Ecological effects of environmental flows
Australia is leading the world in terms of large-scale implementation of environmental flows – water released for purely environmental purposes – through initiatives like The Basin Plan. There is a pressing need for evidence of the environmental benefits (or lack of benefits) from this huge investment of taxpayer funds.
As part of an Australian Research Council-funded project, my colleagues and I are undertaking research that will both improve the fundamental basis of ‘hydroecology’ – the study of ecological effects of flow variation, and also provide evidence of the effectiveness of the environmental flows program in the Australian state of Victoria.
We are using systematic literature review, expert elicitation, and Bayesian hierarchical modelling of data collected from the Victorian Environmental Flows Monitoring and Assessment Program (VEFMAP) to develop predictive models of ecological responses to flow variation. This is a new approach that uses knowledge from multiple sources and data collected across large scales to quantify flow-ecology relationships.

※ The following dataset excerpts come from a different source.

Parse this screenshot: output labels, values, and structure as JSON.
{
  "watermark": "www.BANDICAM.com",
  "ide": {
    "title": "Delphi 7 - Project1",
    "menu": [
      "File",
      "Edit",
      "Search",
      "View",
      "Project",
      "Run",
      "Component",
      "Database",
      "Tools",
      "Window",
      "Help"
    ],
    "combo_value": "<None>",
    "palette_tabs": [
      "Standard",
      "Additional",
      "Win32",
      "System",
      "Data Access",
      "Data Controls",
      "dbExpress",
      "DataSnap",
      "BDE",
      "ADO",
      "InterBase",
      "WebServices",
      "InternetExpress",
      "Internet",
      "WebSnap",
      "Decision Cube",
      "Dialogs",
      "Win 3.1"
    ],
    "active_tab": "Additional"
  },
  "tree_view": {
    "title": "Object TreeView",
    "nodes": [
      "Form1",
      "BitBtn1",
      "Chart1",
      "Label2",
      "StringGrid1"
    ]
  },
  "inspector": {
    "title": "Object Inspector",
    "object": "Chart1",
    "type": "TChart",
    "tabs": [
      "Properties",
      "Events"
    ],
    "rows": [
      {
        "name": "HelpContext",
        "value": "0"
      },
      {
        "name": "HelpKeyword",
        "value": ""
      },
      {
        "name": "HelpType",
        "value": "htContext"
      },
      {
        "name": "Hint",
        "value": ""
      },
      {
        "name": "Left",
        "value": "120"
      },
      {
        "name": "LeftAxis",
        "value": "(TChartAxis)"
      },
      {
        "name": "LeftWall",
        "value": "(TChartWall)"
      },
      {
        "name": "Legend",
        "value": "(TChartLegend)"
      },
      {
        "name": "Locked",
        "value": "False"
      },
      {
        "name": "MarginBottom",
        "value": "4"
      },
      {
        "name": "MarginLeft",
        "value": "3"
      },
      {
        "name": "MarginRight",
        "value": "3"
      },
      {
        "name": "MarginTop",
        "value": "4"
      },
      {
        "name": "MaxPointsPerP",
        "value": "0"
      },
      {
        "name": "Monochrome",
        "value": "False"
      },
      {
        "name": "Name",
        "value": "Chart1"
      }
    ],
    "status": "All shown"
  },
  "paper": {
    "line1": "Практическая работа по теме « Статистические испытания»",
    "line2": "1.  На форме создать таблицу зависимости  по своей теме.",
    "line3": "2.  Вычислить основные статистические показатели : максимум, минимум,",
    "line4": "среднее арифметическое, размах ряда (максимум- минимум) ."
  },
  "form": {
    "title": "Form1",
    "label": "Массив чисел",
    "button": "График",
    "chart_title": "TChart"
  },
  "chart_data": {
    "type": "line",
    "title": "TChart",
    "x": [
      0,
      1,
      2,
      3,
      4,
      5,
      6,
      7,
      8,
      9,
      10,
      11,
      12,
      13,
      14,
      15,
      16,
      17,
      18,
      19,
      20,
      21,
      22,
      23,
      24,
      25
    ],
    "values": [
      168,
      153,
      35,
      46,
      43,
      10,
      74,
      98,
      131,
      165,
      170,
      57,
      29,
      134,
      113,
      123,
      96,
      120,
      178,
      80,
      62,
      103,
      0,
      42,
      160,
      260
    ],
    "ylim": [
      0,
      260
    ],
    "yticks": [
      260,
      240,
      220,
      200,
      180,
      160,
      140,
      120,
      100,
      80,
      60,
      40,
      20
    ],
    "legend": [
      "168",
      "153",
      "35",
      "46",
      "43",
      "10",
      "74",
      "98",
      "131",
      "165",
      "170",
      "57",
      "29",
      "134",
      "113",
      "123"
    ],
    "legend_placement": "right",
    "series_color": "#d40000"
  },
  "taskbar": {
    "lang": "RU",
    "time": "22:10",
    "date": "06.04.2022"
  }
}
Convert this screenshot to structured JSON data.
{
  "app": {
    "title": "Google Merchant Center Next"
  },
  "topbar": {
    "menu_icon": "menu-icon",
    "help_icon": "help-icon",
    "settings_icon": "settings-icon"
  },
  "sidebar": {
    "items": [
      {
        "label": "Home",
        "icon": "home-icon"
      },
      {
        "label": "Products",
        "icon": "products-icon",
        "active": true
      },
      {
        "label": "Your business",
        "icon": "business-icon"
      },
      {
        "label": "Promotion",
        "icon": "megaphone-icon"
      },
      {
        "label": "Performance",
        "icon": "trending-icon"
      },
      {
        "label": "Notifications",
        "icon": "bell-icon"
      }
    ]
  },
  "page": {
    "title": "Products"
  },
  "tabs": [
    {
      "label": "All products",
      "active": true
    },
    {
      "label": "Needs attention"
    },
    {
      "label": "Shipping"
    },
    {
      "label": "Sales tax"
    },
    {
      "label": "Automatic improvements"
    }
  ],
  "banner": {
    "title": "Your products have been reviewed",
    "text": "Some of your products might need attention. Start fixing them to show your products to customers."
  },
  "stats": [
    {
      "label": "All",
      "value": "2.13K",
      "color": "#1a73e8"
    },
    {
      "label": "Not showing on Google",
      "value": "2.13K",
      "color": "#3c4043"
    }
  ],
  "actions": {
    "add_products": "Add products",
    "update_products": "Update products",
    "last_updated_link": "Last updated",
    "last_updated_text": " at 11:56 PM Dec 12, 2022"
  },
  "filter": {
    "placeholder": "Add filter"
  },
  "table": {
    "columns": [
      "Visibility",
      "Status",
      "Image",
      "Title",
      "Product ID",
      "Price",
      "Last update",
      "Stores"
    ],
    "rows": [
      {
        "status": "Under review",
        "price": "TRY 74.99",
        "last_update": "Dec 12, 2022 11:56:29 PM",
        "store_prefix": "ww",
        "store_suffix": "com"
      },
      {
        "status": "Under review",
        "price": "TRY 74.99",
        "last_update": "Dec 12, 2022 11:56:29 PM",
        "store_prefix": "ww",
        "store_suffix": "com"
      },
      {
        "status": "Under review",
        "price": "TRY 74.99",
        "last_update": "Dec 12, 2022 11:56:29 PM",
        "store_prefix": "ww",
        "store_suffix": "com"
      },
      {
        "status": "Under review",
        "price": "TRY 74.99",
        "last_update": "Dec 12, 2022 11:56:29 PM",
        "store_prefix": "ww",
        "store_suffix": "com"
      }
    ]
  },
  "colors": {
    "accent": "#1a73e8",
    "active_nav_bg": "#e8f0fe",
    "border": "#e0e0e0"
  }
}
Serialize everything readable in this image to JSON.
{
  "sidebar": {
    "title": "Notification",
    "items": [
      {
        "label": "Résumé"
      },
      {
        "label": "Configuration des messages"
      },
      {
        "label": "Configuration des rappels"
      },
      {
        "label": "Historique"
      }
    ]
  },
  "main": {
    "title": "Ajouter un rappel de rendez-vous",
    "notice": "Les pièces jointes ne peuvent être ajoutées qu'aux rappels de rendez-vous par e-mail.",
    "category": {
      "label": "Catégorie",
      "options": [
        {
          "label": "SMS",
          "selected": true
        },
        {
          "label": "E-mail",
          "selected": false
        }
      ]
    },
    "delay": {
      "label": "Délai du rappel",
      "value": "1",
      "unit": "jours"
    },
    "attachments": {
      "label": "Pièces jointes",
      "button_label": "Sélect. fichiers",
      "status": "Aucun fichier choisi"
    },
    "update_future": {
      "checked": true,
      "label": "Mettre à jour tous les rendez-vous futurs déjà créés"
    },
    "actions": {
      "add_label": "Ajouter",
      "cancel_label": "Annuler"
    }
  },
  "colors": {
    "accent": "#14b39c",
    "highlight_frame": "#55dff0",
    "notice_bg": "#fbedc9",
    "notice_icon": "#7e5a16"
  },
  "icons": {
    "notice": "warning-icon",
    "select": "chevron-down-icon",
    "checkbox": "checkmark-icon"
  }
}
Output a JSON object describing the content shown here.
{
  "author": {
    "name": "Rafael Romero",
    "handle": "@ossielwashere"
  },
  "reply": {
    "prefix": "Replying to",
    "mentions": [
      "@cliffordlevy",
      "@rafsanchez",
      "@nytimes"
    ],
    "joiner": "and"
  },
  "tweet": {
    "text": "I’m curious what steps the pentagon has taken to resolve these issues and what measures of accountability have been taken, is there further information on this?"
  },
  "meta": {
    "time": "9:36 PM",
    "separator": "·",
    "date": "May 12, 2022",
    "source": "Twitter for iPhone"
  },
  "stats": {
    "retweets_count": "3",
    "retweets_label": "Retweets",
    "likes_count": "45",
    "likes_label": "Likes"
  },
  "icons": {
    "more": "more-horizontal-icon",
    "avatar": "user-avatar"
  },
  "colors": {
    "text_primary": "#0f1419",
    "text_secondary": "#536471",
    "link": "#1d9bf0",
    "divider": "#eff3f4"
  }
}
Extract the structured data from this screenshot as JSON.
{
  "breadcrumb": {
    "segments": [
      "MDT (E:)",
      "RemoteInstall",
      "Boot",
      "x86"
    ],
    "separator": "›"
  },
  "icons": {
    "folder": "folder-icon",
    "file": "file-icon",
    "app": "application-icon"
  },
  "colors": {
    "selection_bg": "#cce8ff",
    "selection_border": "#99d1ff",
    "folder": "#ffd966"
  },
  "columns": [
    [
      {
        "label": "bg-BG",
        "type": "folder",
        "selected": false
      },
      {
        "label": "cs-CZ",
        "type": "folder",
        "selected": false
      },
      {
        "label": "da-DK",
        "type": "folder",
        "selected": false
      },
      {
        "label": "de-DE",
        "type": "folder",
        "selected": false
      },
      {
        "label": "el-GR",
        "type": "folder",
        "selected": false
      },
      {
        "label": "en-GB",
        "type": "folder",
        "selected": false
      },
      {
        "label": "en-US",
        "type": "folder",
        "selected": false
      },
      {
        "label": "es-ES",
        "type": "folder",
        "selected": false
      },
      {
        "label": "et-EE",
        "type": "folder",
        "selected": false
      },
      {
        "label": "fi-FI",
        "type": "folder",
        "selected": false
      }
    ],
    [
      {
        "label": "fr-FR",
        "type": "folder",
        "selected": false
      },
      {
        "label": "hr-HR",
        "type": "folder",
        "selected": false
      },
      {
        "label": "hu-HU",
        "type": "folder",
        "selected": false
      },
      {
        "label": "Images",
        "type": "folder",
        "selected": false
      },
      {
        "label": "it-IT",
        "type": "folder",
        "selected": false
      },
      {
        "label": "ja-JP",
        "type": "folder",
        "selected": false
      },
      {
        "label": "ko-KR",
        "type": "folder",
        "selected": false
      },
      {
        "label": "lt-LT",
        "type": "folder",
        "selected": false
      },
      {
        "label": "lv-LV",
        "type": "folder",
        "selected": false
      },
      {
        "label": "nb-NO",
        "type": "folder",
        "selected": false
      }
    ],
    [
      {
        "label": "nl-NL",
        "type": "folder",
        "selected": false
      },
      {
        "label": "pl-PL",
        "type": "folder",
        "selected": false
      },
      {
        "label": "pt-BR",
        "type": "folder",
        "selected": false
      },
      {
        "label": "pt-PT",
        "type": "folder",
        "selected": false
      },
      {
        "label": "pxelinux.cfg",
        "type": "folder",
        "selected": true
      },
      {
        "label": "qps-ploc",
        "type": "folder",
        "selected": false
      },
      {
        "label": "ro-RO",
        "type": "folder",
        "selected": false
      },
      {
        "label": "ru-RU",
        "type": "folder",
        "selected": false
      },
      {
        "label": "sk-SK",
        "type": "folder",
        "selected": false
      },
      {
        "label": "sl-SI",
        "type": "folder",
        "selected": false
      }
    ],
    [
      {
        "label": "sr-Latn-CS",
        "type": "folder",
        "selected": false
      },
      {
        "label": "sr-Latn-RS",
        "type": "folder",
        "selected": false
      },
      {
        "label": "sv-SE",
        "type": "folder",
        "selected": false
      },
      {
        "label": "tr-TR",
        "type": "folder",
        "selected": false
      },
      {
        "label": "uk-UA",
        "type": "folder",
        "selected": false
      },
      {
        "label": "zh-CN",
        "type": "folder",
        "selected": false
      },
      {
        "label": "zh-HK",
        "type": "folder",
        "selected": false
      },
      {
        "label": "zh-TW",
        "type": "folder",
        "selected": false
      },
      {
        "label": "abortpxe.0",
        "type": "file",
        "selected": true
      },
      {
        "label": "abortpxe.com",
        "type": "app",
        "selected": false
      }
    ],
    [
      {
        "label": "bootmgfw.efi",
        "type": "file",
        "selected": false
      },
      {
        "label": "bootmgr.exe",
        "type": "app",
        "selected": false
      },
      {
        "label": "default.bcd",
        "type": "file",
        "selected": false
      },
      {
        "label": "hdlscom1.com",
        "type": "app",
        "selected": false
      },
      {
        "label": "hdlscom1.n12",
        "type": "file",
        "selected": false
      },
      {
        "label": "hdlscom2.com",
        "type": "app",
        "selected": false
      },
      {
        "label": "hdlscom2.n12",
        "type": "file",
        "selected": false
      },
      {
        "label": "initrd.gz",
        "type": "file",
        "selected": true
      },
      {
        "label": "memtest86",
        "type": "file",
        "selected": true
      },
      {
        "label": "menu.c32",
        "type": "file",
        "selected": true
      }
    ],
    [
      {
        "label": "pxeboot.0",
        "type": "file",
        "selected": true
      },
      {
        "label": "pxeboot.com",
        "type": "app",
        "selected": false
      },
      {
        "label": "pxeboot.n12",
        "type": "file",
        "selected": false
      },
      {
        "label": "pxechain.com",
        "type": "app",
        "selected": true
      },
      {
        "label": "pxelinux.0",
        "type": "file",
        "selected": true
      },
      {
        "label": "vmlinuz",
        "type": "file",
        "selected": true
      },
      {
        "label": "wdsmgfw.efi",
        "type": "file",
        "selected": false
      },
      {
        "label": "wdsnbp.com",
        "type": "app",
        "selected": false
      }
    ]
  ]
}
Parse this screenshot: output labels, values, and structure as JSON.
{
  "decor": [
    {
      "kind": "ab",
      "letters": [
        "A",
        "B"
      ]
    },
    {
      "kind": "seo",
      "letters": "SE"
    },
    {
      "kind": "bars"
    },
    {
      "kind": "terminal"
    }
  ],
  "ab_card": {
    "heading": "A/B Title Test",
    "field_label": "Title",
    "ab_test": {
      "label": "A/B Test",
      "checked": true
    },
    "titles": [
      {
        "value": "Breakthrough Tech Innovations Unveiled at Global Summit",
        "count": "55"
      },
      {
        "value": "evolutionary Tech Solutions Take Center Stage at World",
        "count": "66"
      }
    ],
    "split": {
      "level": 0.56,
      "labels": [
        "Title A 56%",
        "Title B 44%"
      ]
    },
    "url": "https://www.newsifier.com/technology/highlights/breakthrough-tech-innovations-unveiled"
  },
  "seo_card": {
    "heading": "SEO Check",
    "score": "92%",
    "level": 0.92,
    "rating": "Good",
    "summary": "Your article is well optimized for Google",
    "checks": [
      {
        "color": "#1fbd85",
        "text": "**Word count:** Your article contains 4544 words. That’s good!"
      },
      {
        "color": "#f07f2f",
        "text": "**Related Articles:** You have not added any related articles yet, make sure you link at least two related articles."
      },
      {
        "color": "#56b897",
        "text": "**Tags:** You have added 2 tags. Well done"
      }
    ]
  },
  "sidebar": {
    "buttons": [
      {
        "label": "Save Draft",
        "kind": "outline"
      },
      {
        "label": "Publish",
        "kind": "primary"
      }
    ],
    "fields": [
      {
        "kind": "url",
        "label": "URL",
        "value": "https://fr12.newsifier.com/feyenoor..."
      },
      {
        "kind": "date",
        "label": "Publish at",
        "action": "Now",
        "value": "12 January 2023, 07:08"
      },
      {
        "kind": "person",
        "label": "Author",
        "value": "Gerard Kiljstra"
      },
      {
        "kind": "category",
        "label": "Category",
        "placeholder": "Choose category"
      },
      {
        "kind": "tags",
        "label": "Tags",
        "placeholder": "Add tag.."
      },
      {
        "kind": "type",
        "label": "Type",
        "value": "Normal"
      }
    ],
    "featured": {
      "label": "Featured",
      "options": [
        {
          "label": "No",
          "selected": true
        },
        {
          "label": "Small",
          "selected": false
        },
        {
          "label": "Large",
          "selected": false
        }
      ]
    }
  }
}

While the research is being conducted on Victorian rivers, the methods we have developed have implications for how this type of research is conducted around the world.
Monitoring Environmental Flows
Related to the above, I am leading a multi-institution consortium to monitor the effects of Basin Plan environmental flows in the Goulburn River, Victoria. This program brings together staff from the University of Melbourne, Arthur Rylah Institute for Environmental Research, Monash University, Jacobs consulting, and the Goulburn-Broken Catchment Management Authority in a research-management collaboration that will maximize our chances of detecting beneficial effects of environmental water delivered under the Basin Plan.
This program is being undertaken for the Commonwealth Environmental Water Office, as part of a larger-scale program that will conduct monitoring in 7 Selected Areas across the Murray-Darling Basin. Monitoring is currently being rolled out, and is planned to continue until 2019/20.
Systematic Literature Review
The world’s researchers are publishing increasing numbers of papers every year. Making best use of this mountain of knowledge is a considerable challenge. Many fields of research make use of systematic literature reviews – where the results published in papers become the data in new analyses across collections of papers. However, ecology and environmental science has been slow to adopt this powerful approach.
Together with colleagues from the eWater Cooperative Research Centre, I developed a standardized method for systematic review in ecology and environmental science – Eco Evidence. The method is also supported by freely-available software and an online database of evidence extracted from research publications.
We are using Eco Evidence in a number of research projects, and there has also been considerable interest from researchers and managers around the world.
Theoretical Network Ecology
How does the spatial arrangement of habitat patches affect resident populations? This type of fundamental ecological knowledge is difficult, if not impossible, to gather empirically because we cannot manipulate landscapes. But we can use population models to ask these questions.
Graph theoretic approaches have been used to model the internet, transport networks, epidemics, and ecological habitat networks. Together with Dr Mark Padgham, I have been conducting research on how the spatial arrangement of habitat patches in riverine and terrestrial networks affects population growth and extinction.
Thus far we have confirmed that the dendritic structure of rivers has important implications for landscape carrying capacity and probability of extinction. We are looking to confirm these results with further analyses, including examining some of the fundamental assumptions that underpin ‘metapopulation’ modelling approaches.